"il méritait de mourir": une étudiante écope de quatre mois de prison

26 Octobre, 2020, 02:25 | Auteur: Lynn Cook
  • Nouveau conseil de défense ce matin à l'Élysée, une semaine après l'assassinat de Samuel Paty

Ce post évoquait l'appel à un rassemblement national, le dimanche 18 octobre, en mémoire du professeur Samuel Paty, assassiné devant son collège par un terroriste.

La jeune femme a finalement été condamnée à quatre mois de prison avec sursis, après avoir admis devant le juge, ne pas comprendre ce qu'il l'avait amenée à écrire cela.

La jeune femme a été jugée en comparution immédiate et devra effectuer un stage de citoyenneté dans les 6 prochains mois, où elle devra s'inscrire à ses frais.

La jeune étudiante a répondu à des internautes qui exprimaient sur le réseau social leur soutien à cet hommage et leur indignation face à cet attentat terroriste.

"Je fais partie d'une communauté de patriotes sur le forum, le sujet était destiné à provoquer", a indiqué lors de son procès l'accusé, cité par le journal.
Elle est accusée d'avoir écrit sur Facebook que l'assassinat par décapitation de Samuel Paty était "mérité". Sa déclaration sur la mort "méritée" de Samuel Paty a été signalée sur la plateforme Pharos, mise en place par le gouvernement, afin de lutter contre le cyber-islamisme. Devant le tribunal, l'étudiante a regretté son commentaire: "Je regrette d'avoir écrit ce commentaire, je m'en excuse".

Depuis l'assassinat de Samuel Paty à Conflans-Sainte-Honorine, Emmanuel Macron a fait de ce dossier sa priorité absolue et compte muscler la loi contre les séparatismes dont il avait exposé les grandes lignes début octobre aux Mureaux (Yvelines).
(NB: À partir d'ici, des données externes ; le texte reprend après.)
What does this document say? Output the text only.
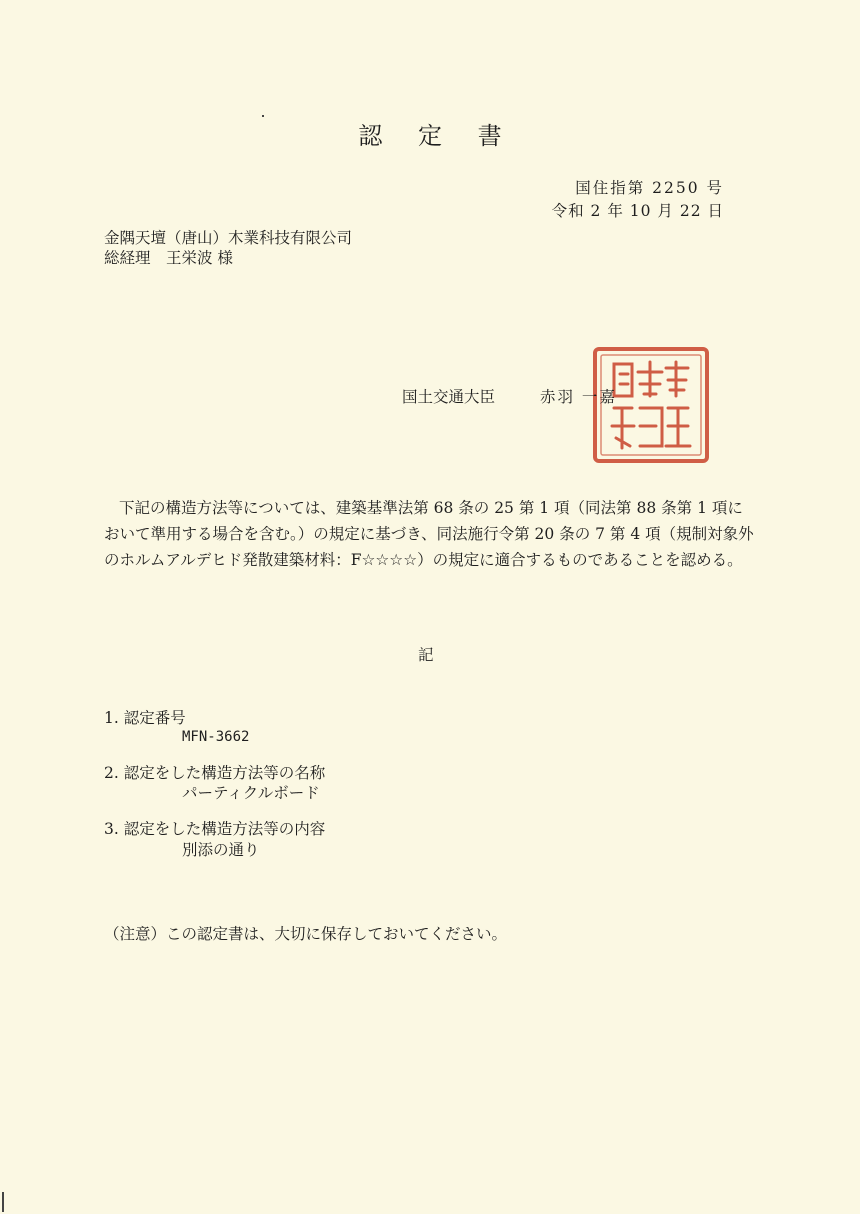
認 定 書
国住指第 2250 号
令和 2 年 10 月 22 日
金隅天壇（唐山）木業科技有限公司
総経理　王栄波 様
国土交通大臣	赤羽 一嘉
下記の構造方法等については、建築基準法第 68 条の 25 第 1 項（同法第 88 条第 1 項において準用する場合を含む。）の規定に基づき、同法施行令第 20 条の 7 第 4 項（規制対象外のホルムアルデヒド発散建築材料：F☆☆☆☆）の規定に適合するものであることを認める。
記
1. 認定番号
MFN-3662
2. 認定をした構造方法等の名称
パーティクルボード
3. 認定をした構造方法等の内容
別添の通り
（注意）この認定書は、大切に保存しておいてください。
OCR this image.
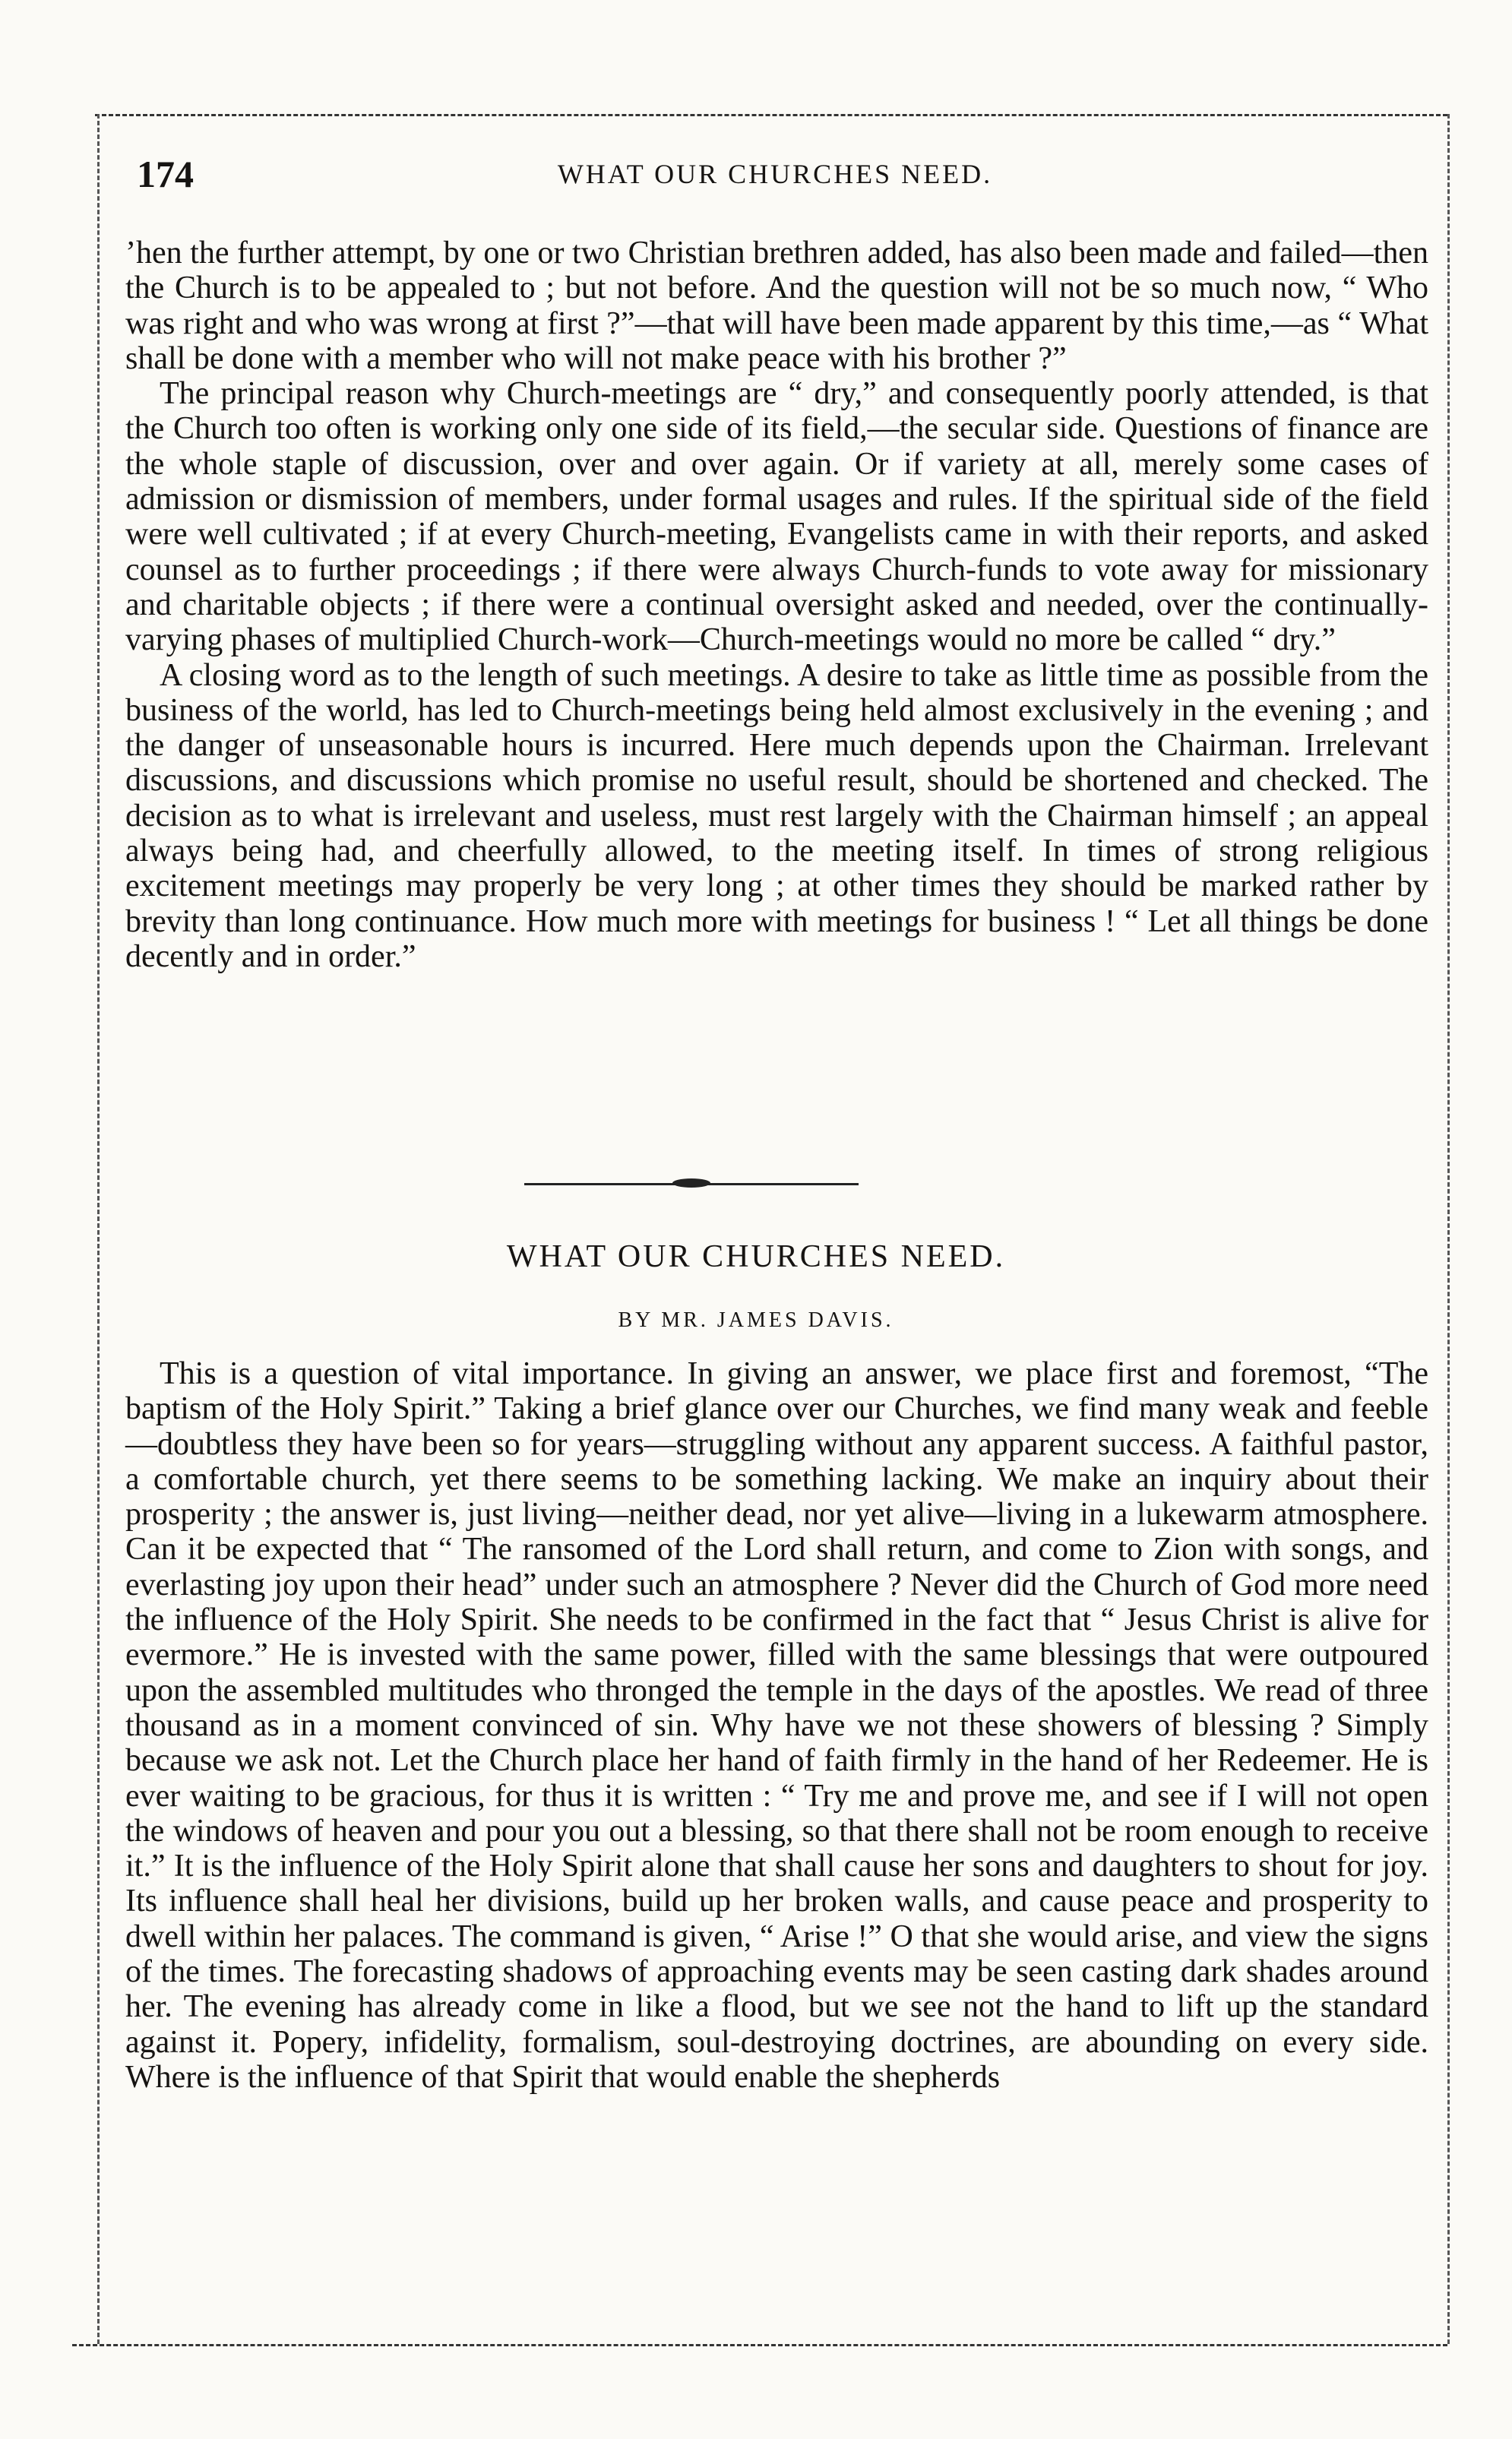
174	WHAT OUR CHURCHES NEED.

’hen the further attempt, by one or two Christian brethren added, has also been made and failed—then the Church is to be appealed to ; but not before. And the question will not be so much now, “ Who was right and who was wrong at first ?”—that will have been made apparent by this time,—as “ What shall be done with a member who will not make peace with his brother ?”

The principal reason why Church-meetings are “ dry,” and consequently poorly attended, is that the Church too often is working only one side of its field,—the secular side. Questions of finance are the whole staple of discussion, over and over again. Or if variety at all, merely some cases of admission or dismission of members, under formal usages and rules. If the spiritual side of the field were well cultivated ; if at every Church-meeting, Evangelists came in with their reports, and asked counsel as to further proceedings ; if there were always Church-funds to vote away for missionary and charitable objects ; if there were a continual oversight asked and needed, over the continually-varying phases of multiplied Church-work—Church-meetings would no more be called “ dry.”

A closing word as to the length of such meetings. A desire to take as little time as possible from the business of the world, has led to Church-meetings being held almost exclusively in the evening ; and the danger of unseasonable hours is incurred. Here much depends upon the Chairman. Irrelevant discussions, and discussions which promise no useful result, should be shortened and checked. The decision as to what is irrelevant and useless, must rest largely with the Chairman himself ; an appeal always being had, and cheerfully allowed, to the meeting itself. In times of strong religious excitement meetings may properly be very long ; at other times they should be marked rather by brevity than long continuance. How much more with meetings for business ! “ Let all things be done decently and in order.”

WHAT OUR CHURCHES NEED.
BY MR. JAMES DAVIS.

This is a question of vital importance. In giving an answer, we place first and foremost, “The baptism of the Holy Spirit.” Taking a brief glance over our Churches, we find many weak and feeble—doubtless they have been so for years—struggling without any apparent success. A faithful pastor, a comfortable church, yet there seems to be something lacking. We make an inquiry about their prosperity ; the answer is, just living—neither dead, nor yet alive—living in a lukewarm atmosphere. Can it be expected that “ The ransomed of the Lord shall return, and come to Zion with songs, and everlasting joy upon their head” under such an atmosphere ? Never did the Church of God more need the influence of the Holy Spirit. She needs to be confirmed in the fact that “ Jesus Christ is alive for evermore.” He is invested with the same power, filled with the same blessings that were outpoured upon the assembled multitudes who thronged the temple in the days of the apostles. We read of three thousand as in a moment convinced of sin. Why have we not these showers of blessing ? Simply because we ask not. Let the Church place her hand of faith firmly in the hand of her Redeemer. He is ever waiting to be gracious, for thus it is written : “ Try me and prove me, and see if I will not open the windows of heaven and pour you out a blessing, so that there shall not be room enough to receive it.” It is the influence of the Holy Spirit alone that shall cause her sons and daughters to shout for joy. Its influence shall heal her divisions, build up her broken walls, and cause peace and prosperity to dwell within her palaces. The command is given, “ Arise !” O that she would arise, and view the signs of the times. The forecasting shadows of approaching events may be seen casting dark shades around her. The evening has already come in like a flood, but we see not the hand to lift up the standard against it. Popery, infidelity, formalism, soul-destroying doctrines, are abounding on every side. Where is the influence of that Spirit that would enable the shepherds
Pour la procureure Margaret Parietti, qui a requis six mois de prison avec sursis probatoire et 180 heures de travail d'intérêt général, "nous sommes dans un contexte où on ne peut pas écrire, dire n'importe quoi". "C'est un professeur qui présente son cours comme il le souhaite", précise-t-elle, rappelant qu'elle est issue "d'une famille de musulmans qui a justement fui la violence en Algérie ". Depuis l'attentat de Conflans-Sainte-Honorine, les propos et images qui appellent à la haine se multiplient sur les réseaux sociaux, selon le procureur de Toulouse Dominique Alzeari.